Bagaimana dengan hama tikus? Terkait masalah ini, PEP
Sukowati Field telah membangun empat Rumah Burung Hantu (Rubuha) di area
persawahan warga. Solusi menghadirkan burung hantu sebagai predator alami tikus
ini dinilai lebih efektif membasmi tikus dibandingkan pemasangan pagar listrik
yang justru rawan membahayakan penduduk sehingga cara tersebut kini sudah
ditinggalkan petani.
Rumah Burung Hantu (Rubuha) berhasil menarik predator alami tikus yaitu burung hantu untuk membasmi tikus serta menjaga tanaman padi di sawah Desa Rahayu tetap tumbuh hingga masa panen tiba. |
Untuk menunjang kegiatan pembuatan kompos dan MOL, PEP Sukowati
Field telah membangun tiga Rumah Kompos (Rumpos). Di Rumpos inilah sampai tahun
2024 telah diolah sebanyak 118,5 ton limbah kotoran hewan ternak dari seputaran
Desa Rahayu yang semula tidak termanfaatkan dan berpotensi mencemari
lingkungan. Salah satu Rumpos, letaknya persis di samping rumah Pakwo Tik dan hanya
sekitar 300 meter dari pintu gerbang Central Processing Area PEP Sukowati Field
di Desa Rahayu, Kabupaten Tuban.
Uniknya, batako untuk membangun Rumpos tersebut berasal dari
pemanfaatan sulfur cake yang berasal dari produksi gas Lapangan Sukowati
yang beroperasi di Kabupaten Bojonegoro, Jawa Timur. Arif Rahman Hakim, Field
Manager Sukowati Field, dalam kesempatan yang sama menjelaskan bahwa dari
produksi gas Sukowati Field memang terdapat impurities dengan kandungan
sulfur tinggi. “Sulfur itu kami proses menjadi padatan sulfur cake. Biasanya
itu dibuang dengan berbayar. Sebetulnya itu bukan limbah tapi kami treatment
seperti limbah, tetapi sekarang ini dimanfaatkan menjadi batako, kami berkerja
sama dengan PT PRIA,” jelas Arif.
Untuk urusan pemasaran, Gapoktan Desa Rahayu saat ini sudah
mampu mencukupi kebutuhan beras organik dari rumah tangga hingga perkantoran di
sekitar desa, termasuk para karyawan dari PEP Sukowati Field. “Pemasarannya
saat ini ke kantor-kantor dinas dan orang-orang Pertamina,” kata Pakwo Tik
sambil tersenyum. Saat ini memang setiap pekerja PEP Sukowati Field diwajibkan
untuk membeli beras organik minimal 10 kilogram setiap bulannya. Tercatat ada
sekitar 50 orang karyawan dari PEP Sukowati Field, sehingga kontribusi
Pertamina menyerap beras organik dari petani Desa Rahayu sekitar 0,5 ton setiap
bulannya.
Imam Lughuzali selaku Kepala Desa Rahayu juga mendukung keberpihakan
tersebut. “Sejak panen awal sampai sekarang saya tidak pernah terputus makan pakai
beras organik. Kalau yang pakai kimia, hari ini dimasak, besok nasinya sudah
berubah aromanya. Sementara kalau pakai beras organik tetap wangi, dua sampai
tiga hari tidak basi. Rasanya juga jauh berbeda,” pujinya.

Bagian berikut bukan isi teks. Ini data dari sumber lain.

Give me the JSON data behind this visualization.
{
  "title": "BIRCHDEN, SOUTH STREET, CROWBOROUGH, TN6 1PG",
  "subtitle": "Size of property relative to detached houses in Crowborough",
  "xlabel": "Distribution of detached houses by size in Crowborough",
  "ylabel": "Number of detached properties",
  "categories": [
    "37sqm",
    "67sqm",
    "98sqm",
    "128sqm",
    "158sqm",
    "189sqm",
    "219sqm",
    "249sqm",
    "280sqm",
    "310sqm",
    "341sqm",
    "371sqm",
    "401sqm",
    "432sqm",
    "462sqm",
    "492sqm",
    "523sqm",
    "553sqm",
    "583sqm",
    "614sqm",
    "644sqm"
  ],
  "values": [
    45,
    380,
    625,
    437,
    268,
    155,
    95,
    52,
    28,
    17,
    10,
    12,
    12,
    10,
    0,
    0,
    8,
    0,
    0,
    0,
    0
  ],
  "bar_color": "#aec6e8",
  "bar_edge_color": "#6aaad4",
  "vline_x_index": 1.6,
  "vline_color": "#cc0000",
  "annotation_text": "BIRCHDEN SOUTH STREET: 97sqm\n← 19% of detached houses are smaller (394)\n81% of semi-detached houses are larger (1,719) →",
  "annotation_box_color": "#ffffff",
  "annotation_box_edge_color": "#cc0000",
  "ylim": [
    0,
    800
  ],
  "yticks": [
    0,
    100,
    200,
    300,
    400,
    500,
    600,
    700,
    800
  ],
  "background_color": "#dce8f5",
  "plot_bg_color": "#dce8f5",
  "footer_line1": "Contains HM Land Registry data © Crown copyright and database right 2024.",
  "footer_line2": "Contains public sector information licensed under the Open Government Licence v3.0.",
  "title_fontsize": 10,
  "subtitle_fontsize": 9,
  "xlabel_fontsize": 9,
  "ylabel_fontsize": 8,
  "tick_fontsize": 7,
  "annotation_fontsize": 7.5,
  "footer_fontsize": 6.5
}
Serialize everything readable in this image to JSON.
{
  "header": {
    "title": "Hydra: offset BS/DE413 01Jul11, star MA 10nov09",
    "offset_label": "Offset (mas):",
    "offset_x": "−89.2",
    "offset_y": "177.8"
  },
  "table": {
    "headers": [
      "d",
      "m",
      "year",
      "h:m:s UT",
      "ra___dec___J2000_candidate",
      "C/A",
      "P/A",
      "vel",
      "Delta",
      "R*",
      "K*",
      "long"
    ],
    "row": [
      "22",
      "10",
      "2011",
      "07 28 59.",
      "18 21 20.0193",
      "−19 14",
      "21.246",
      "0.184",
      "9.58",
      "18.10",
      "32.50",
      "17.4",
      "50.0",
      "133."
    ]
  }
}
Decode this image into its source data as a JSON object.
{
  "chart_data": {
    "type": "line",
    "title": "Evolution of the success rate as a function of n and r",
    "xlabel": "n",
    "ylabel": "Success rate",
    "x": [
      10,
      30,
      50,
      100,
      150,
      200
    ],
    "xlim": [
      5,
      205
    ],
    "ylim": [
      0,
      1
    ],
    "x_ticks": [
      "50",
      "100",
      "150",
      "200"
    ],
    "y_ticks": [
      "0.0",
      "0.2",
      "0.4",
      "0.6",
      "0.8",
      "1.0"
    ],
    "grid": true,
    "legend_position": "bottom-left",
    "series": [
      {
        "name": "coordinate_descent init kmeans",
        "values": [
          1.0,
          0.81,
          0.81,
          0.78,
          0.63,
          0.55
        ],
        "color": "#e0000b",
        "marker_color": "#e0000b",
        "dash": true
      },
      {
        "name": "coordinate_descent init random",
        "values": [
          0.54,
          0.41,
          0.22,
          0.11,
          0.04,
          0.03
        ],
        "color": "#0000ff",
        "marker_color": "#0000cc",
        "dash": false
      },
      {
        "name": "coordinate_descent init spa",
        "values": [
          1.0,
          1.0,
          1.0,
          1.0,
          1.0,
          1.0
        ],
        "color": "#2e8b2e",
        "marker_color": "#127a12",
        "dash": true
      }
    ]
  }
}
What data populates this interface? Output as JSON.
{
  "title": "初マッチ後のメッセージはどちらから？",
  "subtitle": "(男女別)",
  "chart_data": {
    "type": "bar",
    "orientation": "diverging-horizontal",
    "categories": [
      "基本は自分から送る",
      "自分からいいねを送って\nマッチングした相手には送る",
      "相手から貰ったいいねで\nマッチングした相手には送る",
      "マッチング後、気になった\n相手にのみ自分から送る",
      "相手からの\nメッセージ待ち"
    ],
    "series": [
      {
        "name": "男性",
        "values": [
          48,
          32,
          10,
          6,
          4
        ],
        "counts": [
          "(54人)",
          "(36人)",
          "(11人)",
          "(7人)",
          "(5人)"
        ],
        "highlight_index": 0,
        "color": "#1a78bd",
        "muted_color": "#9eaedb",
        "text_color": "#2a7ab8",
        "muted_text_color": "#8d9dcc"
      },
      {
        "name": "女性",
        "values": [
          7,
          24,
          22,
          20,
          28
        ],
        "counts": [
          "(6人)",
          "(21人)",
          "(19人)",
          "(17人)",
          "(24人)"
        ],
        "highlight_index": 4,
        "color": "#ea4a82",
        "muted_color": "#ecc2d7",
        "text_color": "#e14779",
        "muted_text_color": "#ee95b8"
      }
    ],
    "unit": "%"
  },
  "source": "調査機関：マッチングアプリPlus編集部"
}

Sustainability dan Life Cycle Solution
Kades Rahayu tersebut tak menyangka, sawah yang dahulu nyaris
sekarat sekarang bisa produktif kembali dengan hasil tani yang baik. Dia pun
bercerita awal mula pihaknya bersama dengan pihak PEP Sukowati Field memetakan
permasalahan sosial di Desa Rahayu yang akhirnya menemukan kesulitan para
petani yang ternyata produktivitas sawahnya terus menurun. “Jadi kita
terpanggil bersama teman-teman Pertamina EP untuk mencari solusinya. Makanya
kita datangkan pendamping pertanian, terus kita uji lab tanahnya yang ternyata
ada kerusakan,” kisahnya. “Dari situ kemudian muncul solusi pertanian organik,”
lanjut Imam.
Imam Lughuzali, Kepala Desa Rahayu (kiri) bersama dengan Arif Rahman Hakim, Field Manager Sukowati Field (kanan) saat panen raya padi organik dari Program Prabu Kresna di Desa Rahayu, Tuban. |
Disambung oleh Arif Rahman Hakim, program PPM Prabu Kresna
diterapkan PEP Sukowati Field di Desa Rahayu sebagai implementasi sustainability
dan life cycle solution bagi warga di sekitar daerah operasi
perusahaan. Dari kondisi petani yang berpenghasilan kecil dan terbatas,
berupaya didorong agar penghasilannya bertambah dan menjadi mandiri. Dari kondisi
sanitasi dan lingkungan yang kewalahan dengan pembuangan kotoran hewan ternak
warga, menjadi terbantu dengan adanya kebutuhan kotoran hewan untuk diolah
menjadi pupuk kompos yang dibutuhkan oleh pertanian organik.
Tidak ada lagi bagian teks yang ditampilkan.